Nago estaba tumbado a la sombra de uno de estos refugios. Apretaba los dientes por el dolor. El vendaje estaba empapado de sangre.
Tal corrió hasta su hermano. Se había quitado el sayo y lo había utilizado para llevar las plantas y las bayas que necesitaba para preparar la cataplasma.
Los veintidós miembros del clan, hombres, mujeres y niños, se habían congregado en torno a Nago, pero se apartaron cuando el padre de Tal se acercó cojeando. Le imploró a un hijo que salvara al otro.
Tal se puso manos a la obra. Le dieron el viejo cuenco de piedra caliza de su madre y, con una hoja de sílex, empezó a cortar con ímpetu la enredadera. Una de sus tías aplastó las bayas entre hojas grandes y resplandecientes con la base de la mano y vertió el jugo en el cuenco. Tal añadió los trozos de enredadera y los machacó junto con las bayas utilizando un canto de río suave y pulido.
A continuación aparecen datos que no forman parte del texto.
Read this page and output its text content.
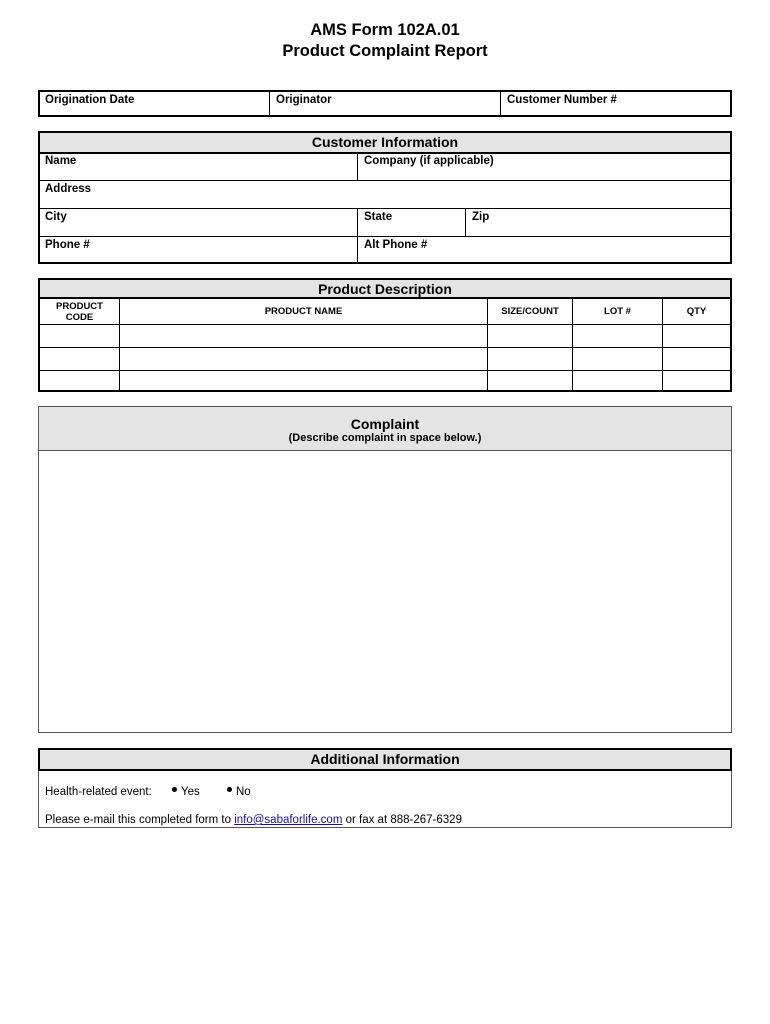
AMS Form 102A.01
Product Complaint Report
Origination Date	Originator	Customer Number #
Customer Information
Name	Company (if applicable)
Address
City	State	Zip
Phone #	Alt Phone #
Product Description
PRODUCT
CODE	PRODUCT NAME	SIZE/COUNT	LOT #	QTY
Complaint
(Describe complaint in space below.)
Additional Information
Health-related event:	Yes	No
Please e-mail this completed form to info@sabaforlife.com or fax at 888-267-6329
A continuación cortó los manojos de hierba amarilla en trozos pequeños y mezcló un puñado con el mejunje del cuenco.
El producto resultante era espeso y pegajoso.
Tal le dijo a su hermano que fuera tan fuerte como el bisonte al que habían matado. Extendió la cataplasma en la herida abierta y no paró hasta que hubo rellenado el hueco con la masa que había preparado.
Nago fue valiente, pero el esfuerzo de permanecer en silencio pudo con él y acabó cerrando los ojos.
Tal pasó esa noche junto a su hermano, y la siguiente, y la otra.
Solo lo abandonaba el tiempo imprescindible para recolectar más ingredientes y evitar que la cataplasma se secara.
Lo hacía solo, pero no porque los demás no quisieran ayudarle, sino porque disfrutaba de la soledad. Una de sus primas, una chica llamada Uboas, mostraba un interés especial en seguirlo. Al igual que su hermano pequeño, Gos, que la acompañaba allí donde fuera.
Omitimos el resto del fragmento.